Aforementioned user activity logs would provide user logs and some of the system logs. Network data will have to be logged separately. If possible, software keystroke logging should also be enabled for maximum input.
Since the purpose of a honeypot is to lure the attackers away from actually valuable resources, Honeypot would have some data of false value, or resources with specs attractive enough for attackers to want to compromise the honeypot for botnets. However, since this opens the organization up to legislative liabilities, it’s wise to filter outgoing traffic. But a concern remains that this may make the attacker suspicious and render the machine unattractive to him.

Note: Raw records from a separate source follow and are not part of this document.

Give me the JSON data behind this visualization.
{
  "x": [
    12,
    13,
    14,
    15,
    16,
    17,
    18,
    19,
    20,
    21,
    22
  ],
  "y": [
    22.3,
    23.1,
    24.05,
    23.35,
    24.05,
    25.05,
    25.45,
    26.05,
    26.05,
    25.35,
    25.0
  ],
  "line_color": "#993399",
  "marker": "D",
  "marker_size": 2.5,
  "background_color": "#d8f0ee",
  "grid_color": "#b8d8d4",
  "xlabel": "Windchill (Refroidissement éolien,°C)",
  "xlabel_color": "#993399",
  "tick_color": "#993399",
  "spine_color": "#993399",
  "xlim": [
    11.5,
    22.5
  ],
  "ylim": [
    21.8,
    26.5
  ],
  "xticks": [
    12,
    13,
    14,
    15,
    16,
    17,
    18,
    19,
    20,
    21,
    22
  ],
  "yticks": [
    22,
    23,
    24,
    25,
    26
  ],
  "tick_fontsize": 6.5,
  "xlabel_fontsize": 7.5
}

For such a honeypot to be actually useful, the log integrity would have to be assured with a keyed hash or a checksum, as the attacker could rewrite the logs with false entries and respective hashes. The attacker could simply wipe/destroy the logs as well. Therefore, all logs should be delivered to a dedicated syslog server running syslogd. This server should be configured to only accept log files at the given ports with no outgoing traffic, to preserve integrity and to prevent it from being compromised. The syslog server should look inconspicuous in the network even though it has most ports disabled. It should be expected that honeypot would be use to attack the internal network and therefore all communicating servers should be secured appropriately.
Another aspect is that, it would be best to tunnel such log delivery through alternative methods (ICMP tunnels, encrypted UDP) as to not tip off the attacker. A tunneling method which looks malicious would be the most tactful since it could convince an attacker that system is already compromised and draw him in with “a false sense of security”.
In summary, while it is possible for aforementioned tools to server important roles in a honeypot, a practically usable honeypot would need to cover a few more aspects, least of which being the logging of network transmissions as they would be the most telling of the logs.